昼過ぎに船を出て、レナの冬服など必要なものを買いそろえたところだった。
「他に行きたいところはないの?」
「うん、もう要るものは全部買ったから…サンジは?」
「俺も…欲しいものはないかな。ちょっとお茶でもしない?」
サンジがそう言ってくれたので、近くにあったカフェに入り飲み物を注文した。
「今日も楽しかったな。

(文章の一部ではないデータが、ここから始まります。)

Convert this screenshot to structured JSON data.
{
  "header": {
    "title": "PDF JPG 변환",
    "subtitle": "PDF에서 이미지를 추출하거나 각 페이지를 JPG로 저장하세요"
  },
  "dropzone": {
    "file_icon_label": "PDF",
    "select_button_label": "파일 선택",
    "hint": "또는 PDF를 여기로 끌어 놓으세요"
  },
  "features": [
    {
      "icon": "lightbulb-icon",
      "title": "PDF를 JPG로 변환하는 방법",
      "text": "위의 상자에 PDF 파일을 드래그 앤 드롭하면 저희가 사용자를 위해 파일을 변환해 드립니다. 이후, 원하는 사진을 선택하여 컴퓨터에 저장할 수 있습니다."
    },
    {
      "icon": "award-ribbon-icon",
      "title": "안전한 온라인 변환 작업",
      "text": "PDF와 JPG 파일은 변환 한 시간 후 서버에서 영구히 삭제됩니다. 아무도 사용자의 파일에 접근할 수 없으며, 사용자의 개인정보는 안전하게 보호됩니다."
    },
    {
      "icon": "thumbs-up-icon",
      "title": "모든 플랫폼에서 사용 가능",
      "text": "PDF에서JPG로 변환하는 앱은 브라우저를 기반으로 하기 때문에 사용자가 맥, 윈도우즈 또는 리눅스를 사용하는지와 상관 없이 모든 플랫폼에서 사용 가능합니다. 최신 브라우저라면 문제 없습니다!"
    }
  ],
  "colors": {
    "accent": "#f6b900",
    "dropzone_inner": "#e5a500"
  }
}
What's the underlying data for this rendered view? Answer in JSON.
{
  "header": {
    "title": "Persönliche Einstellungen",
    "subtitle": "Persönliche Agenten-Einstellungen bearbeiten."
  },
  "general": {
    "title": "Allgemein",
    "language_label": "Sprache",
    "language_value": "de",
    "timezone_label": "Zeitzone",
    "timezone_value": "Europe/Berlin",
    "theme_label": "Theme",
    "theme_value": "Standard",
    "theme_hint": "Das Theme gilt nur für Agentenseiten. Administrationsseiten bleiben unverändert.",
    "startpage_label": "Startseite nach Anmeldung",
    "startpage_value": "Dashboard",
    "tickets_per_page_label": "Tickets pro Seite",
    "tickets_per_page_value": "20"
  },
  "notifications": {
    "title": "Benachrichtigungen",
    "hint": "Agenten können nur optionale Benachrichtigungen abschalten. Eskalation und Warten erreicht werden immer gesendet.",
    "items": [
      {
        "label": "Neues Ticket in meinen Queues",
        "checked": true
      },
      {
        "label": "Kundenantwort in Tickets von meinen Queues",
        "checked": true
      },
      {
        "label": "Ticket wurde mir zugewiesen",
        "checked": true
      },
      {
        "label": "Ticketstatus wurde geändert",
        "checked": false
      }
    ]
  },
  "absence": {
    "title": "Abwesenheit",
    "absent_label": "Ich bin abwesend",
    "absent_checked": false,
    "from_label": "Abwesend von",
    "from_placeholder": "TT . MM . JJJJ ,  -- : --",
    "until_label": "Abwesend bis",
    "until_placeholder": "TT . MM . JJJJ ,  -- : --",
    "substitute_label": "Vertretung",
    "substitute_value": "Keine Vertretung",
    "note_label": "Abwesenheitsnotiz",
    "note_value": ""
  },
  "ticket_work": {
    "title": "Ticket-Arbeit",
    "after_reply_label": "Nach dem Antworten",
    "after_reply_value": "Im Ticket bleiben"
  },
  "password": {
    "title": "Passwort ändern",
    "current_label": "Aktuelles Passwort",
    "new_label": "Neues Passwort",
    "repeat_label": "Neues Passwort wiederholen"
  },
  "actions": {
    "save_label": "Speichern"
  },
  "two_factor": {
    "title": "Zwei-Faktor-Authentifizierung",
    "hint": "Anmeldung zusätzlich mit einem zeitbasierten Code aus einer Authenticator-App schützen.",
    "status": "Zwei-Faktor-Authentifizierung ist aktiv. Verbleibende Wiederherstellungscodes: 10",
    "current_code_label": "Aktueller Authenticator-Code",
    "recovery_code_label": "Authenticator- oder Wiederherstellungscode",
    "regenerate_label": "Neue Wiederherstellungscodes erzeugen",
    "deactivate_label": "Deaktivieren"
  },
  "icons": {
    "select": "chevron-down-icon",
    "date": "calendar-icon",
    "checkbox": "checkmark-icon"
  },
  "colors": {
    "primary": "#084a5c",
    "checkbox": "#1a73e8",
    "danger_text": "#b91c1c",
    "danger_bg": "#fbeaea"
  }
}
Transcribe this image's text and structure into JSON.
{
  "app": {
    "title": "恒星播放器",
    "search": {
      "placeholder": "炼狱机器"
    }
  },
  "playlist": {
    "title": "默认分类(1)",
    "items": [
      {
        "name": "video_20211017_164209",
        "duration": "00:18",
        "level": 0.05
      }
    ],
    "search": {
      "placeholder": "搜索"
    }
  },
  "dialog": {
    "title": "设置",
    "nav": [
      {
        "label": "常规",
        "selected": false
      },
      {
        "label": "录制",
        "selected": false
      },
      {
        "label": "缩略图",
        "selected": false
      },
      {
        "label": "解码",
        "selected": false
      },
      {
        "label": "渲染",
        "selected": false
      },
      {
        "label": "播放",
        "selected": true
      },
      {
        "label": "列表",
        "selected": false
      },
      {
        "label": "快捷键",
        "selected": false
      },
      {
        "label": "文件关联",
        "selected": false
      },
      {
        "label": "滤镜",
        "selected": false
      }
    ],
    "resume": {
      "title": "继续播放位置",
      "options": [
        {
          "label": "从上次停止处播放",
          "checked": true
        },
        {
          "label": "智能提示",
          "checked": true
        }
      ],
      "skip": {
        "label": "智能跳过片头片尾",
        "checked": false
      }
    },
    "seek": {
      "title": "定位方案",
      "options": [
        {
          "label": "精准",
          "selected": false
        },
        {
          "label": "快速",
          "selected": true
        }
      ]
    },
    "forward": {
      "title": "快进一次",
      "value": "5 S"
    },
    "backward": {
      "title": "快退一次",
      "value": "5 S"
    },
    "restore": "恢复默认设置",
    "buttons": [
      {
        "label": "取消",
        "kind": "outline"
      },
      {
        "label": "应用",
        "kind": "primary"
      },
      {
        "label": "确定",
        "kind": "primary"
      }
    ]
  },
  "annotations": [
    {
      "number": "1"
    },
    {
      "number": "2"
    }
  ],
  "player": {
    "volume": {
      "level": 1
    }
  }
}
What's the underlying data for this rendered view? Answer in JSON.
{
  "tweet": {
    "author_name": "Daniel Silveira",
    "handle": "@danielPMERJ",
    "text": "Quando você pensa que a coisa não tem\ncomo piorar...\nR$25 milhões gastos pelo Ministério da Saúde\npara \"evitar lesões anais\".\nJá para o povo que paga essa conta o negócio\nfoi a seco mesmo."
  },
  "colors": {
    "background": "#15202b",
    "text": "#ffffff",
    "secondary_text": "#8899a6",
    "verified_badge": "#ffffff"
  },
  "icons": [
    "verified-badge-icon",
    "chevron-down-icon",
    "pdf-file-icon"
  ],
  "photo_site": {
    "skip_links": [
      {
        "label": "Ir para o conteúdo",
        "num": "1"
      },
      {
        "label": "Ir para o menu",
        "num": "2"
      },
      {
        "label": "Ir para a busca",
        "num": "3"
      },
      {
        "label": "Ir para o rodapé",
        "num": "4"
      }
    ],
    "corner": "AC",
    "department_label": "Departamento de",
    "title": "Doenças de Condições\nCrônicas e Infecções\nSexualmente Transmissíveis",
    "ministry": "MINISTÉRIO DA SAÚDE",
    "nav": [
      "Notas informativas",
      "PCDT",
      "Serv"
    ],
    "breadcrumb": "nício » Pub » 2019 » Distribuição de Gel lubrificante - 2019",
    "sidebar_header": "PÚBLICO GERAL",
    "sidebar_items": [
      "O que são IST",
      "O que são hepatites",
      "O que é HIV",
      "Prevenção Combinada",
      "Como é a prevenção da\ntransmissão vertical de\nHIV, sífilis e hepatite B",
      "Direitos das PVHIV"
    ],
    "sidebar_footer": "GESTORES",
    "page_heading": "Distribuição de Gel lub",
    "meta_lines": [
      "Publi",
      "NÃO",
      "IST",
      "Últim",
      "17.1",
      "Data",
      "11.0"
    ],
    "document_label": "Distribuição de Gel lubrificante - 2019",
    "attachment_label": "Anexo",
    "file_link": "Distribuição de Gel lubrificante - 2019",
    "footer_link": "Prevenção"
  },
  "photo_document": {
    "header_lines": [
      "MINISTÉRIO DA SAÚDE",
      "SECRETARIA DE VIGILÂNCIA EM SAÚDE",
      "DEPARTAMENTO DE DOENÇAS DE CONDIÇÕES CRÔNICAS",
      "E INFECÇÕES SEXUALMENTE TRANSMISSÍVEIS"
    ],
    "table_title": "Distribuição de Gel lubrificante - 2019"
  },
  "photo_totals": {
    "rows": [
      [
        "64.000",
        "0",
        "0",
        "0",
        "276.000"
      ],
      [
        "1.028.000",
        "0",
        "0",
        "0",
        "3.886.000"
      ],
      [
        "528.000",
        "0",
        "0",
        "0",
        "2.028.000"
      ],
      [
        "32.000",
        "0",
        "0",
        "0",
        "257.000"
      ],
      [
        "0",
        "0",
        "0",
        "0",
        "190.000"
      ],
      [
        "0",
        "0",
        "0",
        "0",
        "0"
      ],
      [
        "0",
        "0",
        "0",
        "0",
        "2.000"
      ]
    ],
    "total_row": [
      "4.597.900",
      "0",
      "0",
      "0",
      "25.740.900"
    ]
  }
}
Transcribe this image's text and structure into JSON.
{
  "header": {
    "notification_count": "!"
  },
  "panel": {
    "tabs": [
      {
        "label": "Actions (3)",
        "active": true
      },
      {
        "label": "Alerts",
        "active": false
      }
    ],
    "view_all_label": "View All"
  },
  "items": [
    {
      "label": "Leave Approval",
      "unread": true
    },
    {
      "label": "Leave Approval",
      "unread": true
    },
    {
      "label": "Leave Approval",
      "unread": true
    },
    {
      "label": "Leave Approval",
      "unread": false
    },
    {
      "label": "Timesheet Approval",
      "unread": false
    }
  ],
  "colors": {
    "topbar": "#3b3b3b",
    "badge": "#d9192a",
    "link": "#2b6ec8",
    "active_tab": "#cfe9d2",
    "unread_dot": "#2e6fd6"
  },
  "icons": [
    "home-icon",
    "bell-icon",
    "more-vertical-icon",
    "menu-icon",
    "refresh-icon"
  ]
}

荷物、重いでしょ?持ってくれてありがとう」
「荷物は男が持つものさ、気にしないで」
運ばれてきた紅茶を飲んでいると、サンジが妙にそわそわしだした。
どうしたんだろう、と思っていると、サンジが口を開いた。
「レナちゃん、最後の夜なんだけど…二人でどこかに泊まらない?」
ナミの言った通り、サンジがレナを誘った。
最後の夜までまだ時間があると思っていたので、サンジと一夜を共にする決心は、まだついていなかった。
レナがどう答えようか迷っていると…
「しっ下心があるわけじゃねぇから!ただ、その日は夕食も作らなくていいし、レナちゃんと夜までデートできたら楽しいかなって思って…」
サンジは言い訳をするようにそう言った。
(下心がないってことは…一緒に泊まるだけってことだよね…?それなら色々心配しなくて大丈夫だよね…?)
「うん、一緒に泊まろうよ。ずっと二人で過ごせるの、嬉しい」
恋愛経験の少ないレナは、知らなかった。
一夜を共にするのに、下心がない男などいないということを。
そしてサンジも例に漏れず、下心があるということを。